Capital can be seen as an unquestionably and universally good thing indeed. The secret of the bourgeois apologist of capital is in fact to exploit the ontological inversion. Does capital deny our creativity, affections, communication? Never mind. The other side of this coin is a real production of the same human powers, but now assumed by capital as its own, and appearing to us as ‘creativity’, ‘affections’ or ‘communication’ of a vaguely defined ‘society’ (or ‘new’ era). The fact that none of them actually belongs to the McDonald’s waiter can be then swiftly dismissed as a contingent disfunction of this unquestionably positive society (or ‘new’ era). When Negri and Hardt talk about ‘creativity’, ‘affections’ or ‘communication’ we cannot avoid thinking of the old bourgeois apology for capital as ‘progress’, ‘culture’ or ‘civilization’. This old apology is now re-proposed in a ‘new’ Toyotaistic and cybernetic salad dressing.
Mitchell Cohen has already noticed that Negri and Hardt tend to attribute to us the powers and dynamics of capital itself. Commenting on their enthusiasm for the freedom of circulation of migrants, he says, lucidly:
Poor migrants in our globalizing world don’t pursue “continuous movement” as an end in itself; they seek places in which to live decent and secure lives. Only capital pursuing profits can live in restless movement. (Well, perhaps cosmopolitan intellectuals can too when they chase conferences and international celebrity. But they also want — and need — the security of tenure).[210]

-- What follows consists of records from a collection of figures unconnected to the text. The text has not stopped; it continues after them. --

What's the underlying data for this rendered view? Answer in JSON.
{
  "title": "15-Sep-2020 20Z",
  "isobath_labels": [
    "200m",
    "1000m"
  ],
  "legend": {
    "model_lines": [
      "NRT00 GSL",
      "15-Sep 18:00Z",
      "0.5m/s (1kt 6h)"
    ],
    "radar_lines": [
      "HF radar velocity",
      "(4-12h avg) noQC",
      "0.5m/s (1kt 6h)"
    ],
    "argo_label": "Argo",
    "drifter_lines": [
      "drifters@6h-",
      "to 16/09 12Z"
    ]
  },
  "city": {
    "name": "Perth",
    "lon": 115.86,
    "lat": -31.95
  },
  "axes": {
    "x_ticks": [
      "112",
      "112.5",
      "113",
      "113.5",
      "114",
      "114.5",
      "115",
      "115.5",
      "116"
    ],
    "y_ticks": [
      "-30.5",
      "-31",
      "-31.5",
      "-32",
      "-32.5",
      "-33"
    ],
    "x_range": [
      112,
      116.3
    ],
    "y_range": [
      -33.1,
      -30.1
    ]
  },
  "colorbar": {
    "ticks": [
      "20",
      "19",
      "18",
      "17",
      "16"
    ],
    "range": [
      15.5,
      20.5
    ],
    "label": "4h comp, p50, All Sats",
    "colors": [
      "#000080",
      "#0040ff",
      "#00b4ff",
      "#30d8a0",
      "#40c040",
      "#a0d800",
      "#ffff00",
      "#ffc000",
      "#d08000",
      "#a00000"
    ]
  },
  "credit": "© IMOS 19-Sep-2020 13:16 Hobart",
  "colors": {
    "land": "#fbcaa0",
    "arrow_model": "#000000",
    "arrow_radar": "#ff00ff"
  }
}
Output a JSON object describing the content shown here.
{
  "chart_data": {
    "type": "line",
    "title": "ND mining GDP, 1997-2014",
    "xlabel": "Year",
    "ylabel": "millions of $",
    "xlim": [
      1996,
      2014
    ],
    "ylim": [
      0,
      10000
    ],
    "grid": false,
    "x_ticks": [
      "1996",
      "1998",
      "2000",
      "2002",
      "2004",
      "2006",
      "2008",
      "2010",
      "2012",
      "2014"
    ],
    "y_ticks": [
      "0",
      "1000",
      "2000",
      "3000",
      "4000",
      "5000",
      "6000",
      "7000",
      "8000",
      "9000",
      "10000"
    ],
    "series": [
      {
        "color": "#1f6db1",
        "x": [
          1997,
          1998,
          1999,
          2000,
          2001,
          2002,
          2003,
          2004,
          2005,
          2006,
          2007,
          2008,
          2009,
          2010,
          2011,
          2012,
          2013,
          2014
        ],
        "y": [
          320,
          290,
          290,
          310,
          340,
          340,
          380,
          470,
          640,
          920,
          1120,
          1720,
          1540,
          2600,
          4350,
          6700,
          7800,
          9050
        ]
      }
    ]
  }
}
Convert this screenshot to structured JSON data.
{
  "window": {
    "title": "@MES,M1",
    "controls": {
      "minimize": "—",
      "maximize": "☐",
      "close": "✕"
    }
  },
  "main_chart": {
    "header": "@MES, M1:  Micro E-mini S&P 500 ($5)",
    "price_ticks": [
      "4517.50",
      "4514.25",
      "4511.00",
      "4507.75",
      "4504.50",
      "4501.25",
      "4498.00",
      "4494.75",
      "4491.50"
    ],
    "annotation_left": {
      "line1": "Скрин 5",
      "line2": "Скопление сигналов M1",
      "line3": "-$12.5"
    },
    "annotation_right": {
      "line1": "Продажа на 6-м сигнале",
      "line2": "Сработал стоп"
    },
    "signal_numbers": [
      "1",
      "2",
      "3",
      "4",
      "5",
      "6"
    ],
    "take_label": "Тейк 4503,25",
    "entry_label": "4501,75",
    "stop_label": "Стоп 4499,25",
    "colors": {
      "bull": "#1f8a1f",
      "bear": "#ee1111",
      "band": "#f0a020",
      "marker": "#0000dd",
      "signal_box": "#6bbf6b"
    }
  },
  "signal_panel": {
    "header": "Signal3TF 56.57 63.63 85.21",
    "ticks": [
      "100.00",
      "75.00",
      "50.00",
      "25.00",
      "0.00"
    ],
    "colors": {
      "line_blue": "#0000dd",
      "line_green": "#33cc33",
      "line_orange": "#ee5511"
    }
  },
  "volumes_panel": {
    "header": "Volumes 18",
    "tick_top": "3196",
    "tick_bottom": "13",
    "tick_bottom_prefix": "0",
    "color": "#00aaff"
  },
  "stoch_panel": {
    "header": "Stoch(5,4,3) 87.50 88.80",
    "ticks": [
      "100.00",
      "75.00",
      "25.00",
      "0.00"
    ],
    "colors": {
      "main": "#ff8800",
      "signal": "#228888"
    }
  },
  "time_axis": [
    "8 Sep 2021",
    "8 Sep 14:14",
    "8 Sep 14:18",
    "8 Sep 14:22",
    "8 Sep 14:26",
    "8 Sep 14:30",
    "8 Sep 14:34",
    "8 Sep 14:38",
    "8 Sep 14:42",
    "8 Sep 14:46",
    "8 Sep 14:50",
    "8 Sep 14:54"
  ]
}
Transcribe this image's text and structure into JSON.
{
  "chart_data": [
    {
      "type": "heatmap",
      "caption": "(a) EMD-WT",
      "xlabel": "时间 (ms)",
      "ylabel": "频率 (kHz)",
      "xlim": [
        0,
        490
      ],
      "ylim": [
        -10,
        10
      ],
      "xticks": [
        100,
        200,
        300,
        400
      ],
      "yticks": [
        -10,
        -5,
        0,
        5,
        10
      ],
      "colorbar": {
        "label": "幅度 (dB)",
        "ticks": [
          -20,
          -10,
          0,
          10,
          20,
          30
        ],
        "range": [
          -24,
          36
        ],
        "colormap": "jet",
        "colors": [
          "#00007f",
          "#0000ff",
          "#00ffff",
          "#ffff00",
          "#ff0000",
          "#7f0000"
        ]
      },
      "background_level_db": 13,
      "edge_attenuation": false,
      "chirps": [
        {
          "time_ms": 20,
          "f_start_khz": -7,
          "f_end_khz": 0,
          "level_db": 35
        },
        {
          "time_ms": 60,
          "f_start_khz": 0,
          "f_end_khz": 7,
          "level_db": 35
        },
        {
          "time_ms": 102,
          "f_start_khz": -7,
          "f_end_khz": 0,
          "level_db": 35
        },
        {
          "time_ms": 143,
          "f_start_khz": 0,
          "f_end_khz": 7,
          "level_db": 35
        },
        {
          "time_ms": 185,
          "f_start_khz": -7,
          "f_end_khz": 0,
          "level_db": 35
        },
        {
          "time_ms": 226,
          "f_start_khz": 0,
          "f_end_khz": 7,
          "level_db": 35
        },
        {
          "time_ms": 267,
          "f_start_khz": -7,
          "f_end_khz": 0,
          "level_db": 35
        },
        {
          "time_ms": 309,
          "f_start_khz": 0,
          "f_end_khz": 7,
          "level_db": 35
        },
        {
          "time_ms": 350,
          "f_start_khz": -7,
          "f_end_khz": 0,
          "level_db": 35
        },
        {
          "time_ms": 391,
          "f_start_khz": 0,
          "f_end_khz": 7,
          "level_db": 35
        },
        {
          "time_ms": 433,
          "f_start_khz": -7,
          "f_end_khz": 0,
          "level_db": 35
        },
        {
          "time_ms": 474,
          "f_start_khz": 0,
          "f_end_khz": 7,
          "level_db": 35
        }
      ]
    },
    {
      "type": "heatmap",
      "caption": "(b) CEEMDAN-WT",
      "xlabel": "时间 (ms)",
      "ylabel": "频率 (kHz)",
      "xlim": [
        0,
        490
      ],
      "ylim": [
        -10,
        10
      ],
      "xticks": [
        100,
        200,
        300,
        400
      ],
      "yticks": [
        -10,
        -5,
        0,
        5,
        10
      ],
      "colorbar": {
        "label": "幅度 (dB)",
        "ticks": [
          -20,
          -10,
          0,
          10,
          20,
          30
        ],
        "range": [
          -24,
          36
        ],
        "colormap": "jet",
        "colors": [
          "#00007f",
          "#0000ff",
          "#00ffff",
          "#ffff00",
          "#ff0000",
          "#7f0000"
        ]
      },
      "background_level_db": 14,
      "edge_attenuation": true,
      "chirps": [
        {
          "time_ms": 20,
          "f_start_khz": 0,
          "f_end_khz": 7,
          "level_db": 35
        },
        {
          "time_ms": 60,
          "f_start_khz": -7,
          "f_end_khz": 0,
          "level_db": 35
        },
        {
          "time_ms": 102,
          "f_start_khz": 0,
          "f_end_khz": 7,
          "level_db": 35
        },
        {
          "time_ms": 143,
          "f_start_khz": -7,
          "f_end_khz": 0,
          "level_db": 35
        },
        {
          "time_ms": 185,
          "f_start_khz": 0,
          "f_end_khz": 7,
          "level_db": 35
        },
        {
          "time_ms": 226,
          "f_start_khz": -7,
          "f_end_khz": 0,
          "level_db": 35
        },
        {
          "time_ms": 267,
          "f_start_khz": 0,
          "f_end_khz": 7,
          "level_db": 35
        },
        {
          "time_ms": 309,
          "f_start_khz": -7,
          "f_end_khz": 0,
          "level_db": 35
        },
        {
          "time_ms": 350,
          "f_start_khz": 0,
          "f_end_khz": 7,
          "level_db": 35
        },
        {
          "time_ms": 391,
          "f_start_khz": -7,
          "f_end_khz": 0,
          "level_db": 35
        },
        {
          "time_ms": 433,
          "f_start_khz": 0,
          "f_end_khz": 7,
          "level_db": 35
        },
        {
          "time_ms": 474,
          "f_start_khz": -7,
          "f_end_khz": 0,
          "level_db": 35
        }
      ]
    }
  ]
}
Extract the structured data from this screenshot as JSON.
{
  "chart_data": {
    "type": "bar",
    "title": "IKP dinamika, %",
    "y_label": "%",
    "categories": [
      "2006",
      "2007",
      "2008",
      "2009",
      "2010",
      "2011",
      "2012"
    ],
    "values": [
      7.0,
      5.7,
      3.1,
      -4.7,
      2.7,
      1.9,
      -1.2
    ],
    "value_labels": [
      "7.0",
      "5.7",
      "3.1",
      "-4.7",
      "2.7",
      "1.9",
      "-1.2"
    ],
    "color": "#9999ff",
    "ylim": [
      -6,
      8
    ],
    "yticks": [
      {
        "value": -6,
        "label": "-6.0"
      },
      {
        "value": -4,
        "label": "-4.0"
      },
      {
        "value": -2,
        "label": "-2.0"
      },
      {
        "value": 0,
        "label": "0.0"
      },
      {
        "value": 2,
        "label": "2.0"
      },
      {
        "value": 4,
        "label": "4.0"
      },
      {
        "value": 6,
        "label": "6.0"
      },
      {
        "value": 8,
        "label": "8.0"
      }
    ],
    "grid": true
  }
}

The broadness and abstractedness of concepts such as ‘communication’ and ‘affects’ has also another interesting function. It serves Negri and Hardt in the creation of a cheap Theory of Everything in One Book that can explain any facts ever observed and incorporate anything ever written. If this seems too easy, however, Negri and Hardt pay a price. The price is the appalling meaningless of a theory that can say only something too general or too abstract.[211]
Reading Negri and Hardt, we find lots of abstract truths. Our labor is so communicative and affective today. Of course this is true. All we can possibly do or we could have ever done since we came down from the trees can be categorized as communication or affections! Our production creates social relations. Of course this is true. All production, as an aspect of our social relations, has always implied the reproduction of social relations! Today language is fundamental for production because ‘we could not interact... in our daily lives if languages... were not common’ (Multitude, p. 188). Of course this is true too and has always been. Does all this prove Negri and Hardt’s theory of everything is true, or it is only the case that we are in front of trans-historical banalities?